AUSTIN, Texas--Author and New York University professor Clay Shirky thinks he's getting old, or in other words, "my average age has been going up at the alarming rate of about one year per year." Recently, he said, he had to explain Napster to a class of his students because they were too young to have known much about the groundbreaking music-sharing service in its heyday.

But that wasn't the point. Shirky's talk on Sunday morning at the South by Southwest Interactive Festival was called "Monkeys with Internet Access: Sharing, Human Nature, and Digital Data," and it covered a rambling range of topics from the Gutenberg printing press to the rise of sites like Patients Like Me that aim to transform shared information into a civic good.

But it was his point about Napster that was particularly interesting: Napster was what turned the sharing of music from sharing a physical good into sharing information, he said, and that's what was revolutionary about it.
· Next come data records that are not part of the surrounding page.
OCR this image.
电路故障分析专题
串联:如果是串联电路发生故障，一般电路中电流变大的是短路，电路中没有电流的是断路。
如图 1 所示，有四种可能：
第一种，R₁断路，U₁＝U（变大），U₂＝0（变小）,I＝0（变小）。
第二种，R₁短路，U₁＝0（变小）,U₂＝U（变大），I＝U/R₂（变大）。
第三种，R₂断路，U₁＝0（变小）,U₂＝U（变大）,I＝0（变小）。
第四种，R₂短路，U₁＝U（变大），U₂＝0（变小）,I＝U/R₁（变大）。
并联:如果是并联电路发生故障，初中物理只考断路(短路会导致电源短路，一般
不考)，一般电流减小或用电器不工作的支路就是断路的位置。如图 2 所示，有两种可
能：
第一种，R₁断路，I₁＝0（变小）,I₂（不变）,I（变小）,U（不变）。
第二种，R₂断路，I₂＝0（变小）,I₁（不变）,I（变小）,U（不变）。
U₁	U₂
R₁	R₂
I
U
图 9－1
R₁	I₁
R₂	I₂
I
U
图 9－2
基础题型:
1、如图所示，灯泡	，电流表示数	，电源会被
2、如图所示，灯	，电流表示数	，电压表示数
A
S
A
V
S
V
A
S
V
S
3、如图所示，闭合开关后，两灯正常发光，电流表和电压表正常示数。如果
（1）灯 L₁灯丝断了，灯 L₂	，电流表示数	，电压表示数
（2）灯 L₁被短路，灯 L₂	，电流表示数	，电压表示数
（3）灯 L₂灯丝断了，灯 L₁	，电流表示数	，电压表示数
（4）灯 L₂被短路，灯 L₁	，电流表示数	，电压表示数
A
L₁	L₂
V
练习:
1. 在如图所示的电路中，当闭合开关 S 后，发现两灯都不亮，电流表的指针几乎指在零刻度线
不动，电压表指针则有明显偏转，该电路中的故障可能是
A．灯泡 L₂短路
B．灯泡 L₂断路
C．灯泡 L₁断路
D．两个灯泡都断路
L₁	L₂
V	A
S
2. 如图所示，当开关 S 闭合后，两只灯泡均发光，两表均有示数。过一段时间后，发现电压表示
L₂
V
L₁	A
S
"Back in the old days we used to have something called a CD collection," Shirky said facetiously. "It was something like keeping the box that the Amazon books came in, but you kept the container the music was in all the time...If somebody else came over to my house and said, 'That Vanilla Ice track is slammin'! Can I have that?' No! This is my copy of 'To The Extreme.' If I give it to you, I will no longer be ale to enjoy Vanilla Ice's music. That's sharing of goods."

In other words, sharing something physical makes us possessive. Sharing information is easier, and Shirky argued, biologically programmed dating back to our primate origins.

In the Napster era, some attributed the ascent of pirated digital music to a supposedly criminal-minded nature among American youth. The argument didn't work. "It coincided with the largest fall in the rate of crime in recorded history," Shirky said, "with one exception, which was theft of digital property."

He didn't offer a solution for the music industry, or for the regulatory bodies that he says are trying to put legislation in place that would make us "spiteful" about sharing digital goods (which are information, he'd argue) the same way that we'd share physical ones.

"Sharing information is something that we're not only biased to do, but it's something we're biased to like," he said. "This freaked the music industry out, and the thing that freaked them out is we didn't voluntarily withhold the ability to share things with other people that would make their lives better at no cost to themselves."

The music industry obviously has its own side of the argument. But some people in that camp might agree with the human origins connection: tackling the issue of digital music probably has been, indeed, like dealing with a room full of unruly monkeys.